JAKARTA, iNews.id – Pandemi Covid-19 di Indonesia membuat sejumlah sektor usaha lesu. Para pebisnis kesulitan dalam membayar cicilan utang ke lembaga perbankan.
Melihat situasi ini, Otoritas Jasa Keuangan (OJK) menerbitkan kebijakan POJK/11 tentang Restrukturisasi Kredit. Kepala Eksekutif Pengawas Perbankan OJK Heru Kristiyana mengungkapkan terdapat beberapa tantangan dalam menerapkan POJK/11 tersebut. Di antaranya, menyeimbangkan antara kebutuhan debitur dengan kapasitas likuiditas bank.

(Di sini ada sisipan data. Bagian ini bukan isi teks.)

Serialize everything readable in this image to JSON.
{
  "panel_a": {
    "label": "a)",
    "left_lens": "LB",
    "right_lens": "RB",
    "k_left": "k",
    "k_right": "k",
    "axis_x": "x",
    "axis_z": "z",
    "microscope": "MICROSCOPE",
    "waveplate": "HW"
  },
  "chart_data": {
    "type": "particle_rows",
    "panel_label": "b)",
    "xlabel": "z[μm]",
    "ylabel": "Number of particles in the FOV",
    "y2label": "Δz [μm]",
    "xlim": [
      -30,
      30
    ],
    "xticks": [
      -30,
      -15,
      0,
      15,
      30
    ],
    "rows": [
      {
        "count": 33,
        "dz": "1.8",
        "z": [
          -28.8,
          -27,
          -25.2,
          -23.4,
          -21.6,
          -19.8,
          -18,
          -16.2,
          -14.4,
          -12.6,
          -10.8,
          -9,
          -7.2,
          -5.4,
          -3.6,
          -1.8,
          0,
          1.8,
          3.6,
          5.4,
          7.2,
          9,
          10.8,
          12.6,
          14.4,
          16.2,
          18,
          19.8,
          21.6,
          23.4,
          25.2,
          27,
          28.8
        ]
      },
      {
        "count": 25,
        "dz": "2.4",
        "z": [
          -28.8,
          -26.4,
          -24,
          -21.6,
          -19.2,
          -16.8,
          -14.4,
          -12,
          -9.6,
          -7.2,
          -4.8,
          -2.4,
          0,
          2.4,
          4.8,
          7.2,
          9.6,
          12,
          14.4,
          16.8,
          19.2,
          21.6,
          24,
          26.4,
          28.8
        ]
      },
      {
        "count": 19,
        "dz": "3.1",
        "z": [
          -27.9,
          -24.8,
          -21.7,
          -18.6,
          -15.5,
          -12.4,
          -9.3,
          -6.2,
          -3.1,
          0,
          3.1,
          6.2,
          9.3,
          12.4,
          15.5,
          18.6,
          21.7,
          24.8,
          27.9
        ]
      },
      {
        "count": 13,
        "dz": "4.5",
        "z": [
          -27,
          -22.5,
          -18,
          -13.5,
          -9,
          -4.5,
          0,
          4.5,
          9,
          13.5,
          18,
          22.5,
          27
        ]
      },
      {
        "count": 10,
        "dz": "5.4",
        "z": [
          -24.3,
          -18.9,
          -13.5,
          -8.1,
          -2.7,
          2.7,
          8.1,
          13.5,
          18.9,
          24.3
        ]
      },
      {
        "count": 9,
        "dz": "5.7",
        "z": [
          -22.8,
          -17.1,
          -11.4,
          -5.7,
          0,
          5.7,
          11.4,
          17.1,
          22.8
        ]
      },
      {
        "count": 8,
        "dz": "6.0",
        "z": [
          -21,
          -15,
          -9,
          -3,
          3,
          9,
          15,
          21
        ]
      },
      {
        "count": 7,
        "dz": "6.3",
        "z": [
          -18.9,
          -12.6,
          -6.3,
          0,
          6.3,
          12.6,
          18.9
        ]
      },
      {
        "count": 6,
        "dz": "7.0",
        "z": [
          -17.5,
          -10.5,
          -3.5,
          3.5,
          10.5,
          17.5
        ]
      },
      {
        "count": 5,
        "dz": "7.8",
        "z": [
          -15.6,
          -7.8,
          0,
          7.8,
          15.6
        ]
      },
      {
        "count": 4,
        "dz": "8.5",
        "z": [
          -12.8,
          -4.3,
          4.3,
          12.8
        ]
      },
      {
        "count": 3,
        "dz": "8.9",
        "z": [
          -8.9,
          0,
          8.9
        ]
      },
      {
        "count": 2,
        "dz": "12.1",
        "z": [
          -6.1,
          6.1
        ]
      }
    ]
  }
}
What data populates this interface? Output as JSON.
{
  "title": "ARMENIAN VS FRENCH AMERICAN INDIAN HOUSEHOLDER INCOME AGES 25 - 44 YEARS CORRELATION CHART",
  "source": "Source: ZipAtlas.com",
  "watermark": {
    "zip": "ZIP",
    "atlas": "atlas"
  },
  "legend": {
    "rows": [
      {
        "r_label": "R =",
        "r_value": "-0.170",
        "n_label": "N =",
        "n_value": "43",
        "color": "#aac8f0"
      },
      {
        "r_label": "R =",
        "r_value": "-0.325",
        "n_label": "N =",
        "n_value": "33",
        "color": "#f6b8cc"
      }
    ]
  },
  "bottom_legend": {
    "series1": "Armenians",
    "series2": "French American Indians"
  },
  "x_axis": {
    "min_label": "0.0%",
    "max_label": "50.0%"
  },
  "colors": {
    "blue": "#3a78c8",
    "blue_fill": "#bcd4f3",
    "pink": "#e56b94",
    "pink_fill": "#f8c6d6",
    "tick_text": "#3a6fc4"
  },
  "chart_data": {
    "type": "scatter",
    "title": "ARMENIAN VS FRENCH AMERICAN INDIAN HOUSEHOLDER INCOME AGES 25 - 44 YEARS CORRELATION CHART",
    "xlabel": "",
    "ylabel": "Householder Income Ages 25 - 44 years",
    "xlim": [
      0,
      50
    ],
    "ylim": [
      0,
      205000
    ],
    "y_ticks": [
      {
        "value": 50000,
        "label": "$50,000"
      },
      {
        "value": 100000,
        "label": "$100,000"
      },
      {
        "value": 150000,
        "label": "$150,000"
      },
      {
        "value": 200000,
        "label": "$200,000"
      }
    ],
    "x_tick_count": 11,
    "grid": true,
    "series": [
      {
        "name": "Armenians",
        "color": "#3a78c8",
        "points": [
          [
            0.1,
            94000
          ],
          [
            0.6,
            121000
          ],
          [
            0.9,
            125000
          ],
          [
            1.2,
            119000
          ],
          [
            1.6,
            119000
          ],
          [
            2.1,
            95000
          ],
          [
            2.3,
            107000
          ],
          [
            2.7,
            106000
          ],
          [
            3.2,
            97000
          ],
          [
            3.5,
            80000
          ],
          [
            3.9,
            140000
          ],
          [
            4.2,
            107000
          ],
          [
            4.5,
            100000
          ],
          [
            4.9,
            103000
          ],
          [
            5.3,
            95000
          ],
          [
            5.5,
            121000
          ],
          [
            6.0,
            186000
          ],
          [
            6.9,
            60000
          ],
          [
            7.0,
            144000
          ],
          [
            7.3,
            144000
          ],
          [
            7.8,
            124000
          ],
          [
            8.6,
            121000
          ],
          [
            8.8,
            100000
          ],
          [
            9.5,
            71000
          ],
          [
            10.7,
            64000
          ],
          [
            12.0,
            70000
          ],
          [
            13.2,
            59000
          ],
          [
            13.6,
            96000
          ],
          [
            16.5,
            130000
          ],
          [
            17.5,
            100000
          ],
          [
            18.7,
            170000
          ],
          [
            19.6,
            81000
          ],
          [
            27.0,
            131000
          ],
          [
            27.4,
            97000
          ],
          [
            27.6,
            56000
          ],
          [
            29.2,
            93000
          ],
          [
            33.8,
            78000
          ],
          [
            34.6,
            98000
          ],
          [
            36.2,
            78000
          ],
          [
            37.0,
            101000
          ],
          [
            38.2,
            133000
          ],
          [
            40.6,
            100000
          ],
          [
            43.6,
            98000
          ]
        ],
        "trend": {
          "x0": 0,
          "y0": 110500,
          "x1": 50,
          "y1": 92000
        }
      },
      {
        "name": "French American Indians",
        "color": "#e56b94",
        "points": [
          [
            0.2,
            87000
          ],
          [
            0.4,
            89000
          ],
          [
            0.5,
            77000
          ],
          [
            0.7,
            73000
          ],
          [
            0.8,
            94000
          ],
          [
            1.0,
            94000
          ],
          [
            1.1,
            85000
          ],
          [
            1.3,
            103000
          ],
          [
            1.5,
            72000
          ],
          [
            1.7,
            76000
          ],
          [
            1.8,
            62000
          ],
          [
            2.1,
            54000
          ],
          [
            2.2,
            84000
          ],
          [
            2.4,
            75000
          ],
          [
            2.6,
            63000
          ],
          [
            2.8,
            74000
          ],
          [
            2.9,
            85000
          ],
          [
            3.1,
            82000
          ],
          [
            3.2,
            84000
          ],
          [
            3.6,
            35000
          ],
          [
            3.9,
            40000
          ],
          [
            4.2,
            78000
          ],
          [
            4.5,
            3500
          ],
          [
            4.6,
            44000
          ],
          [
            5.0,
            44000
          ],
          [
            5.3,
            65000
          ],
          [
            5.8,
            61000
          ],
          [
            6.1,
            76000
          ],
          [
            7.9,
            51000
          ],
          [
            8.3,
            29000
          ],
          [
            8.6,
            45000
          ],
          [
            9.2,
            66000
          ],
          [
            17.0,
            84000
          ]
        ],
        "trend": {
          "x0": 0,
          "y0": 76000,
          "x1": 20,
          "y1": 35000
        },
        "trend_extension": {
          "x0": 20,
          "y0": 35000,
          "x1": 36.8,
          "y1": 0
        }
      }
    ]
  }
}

“Kualitas governance dan integritas para pelaku perbankan serta debitur sangat menentukan kelancaran pemberian restrukturisasi. Bank perlu memastikan tidak terjadi moral hazard atau adanya free rider dalam penerapan relaksasi ini,” kata Heru dalam diskusi daring, Jumat (20/11/2020).
Tak hanya itu, dalam menerapkan POJK/11 tetap harus memperhatikan prinsip kehati-hatian dan manajemen risiko. Lalu, banyak masyarakat yang beranggapan kebijakan itu dapat diterapkan kepada seluruh jenis kredit.
“Mereka memandang bahwa kredit semuanya boleh direstrukturisasi, ini yang bekali-kali terjadi, karena kurangnya pemahaman," ujarnya.
Kemudian, terkait kendala realisasi restrukturisasi kredit yang belum optimal karena adanya kesulitan tatap muka, verifikasi data, dan pengkinian kondisi debitur akibat social distancing dan pembatasan akses di beberapa wilayah.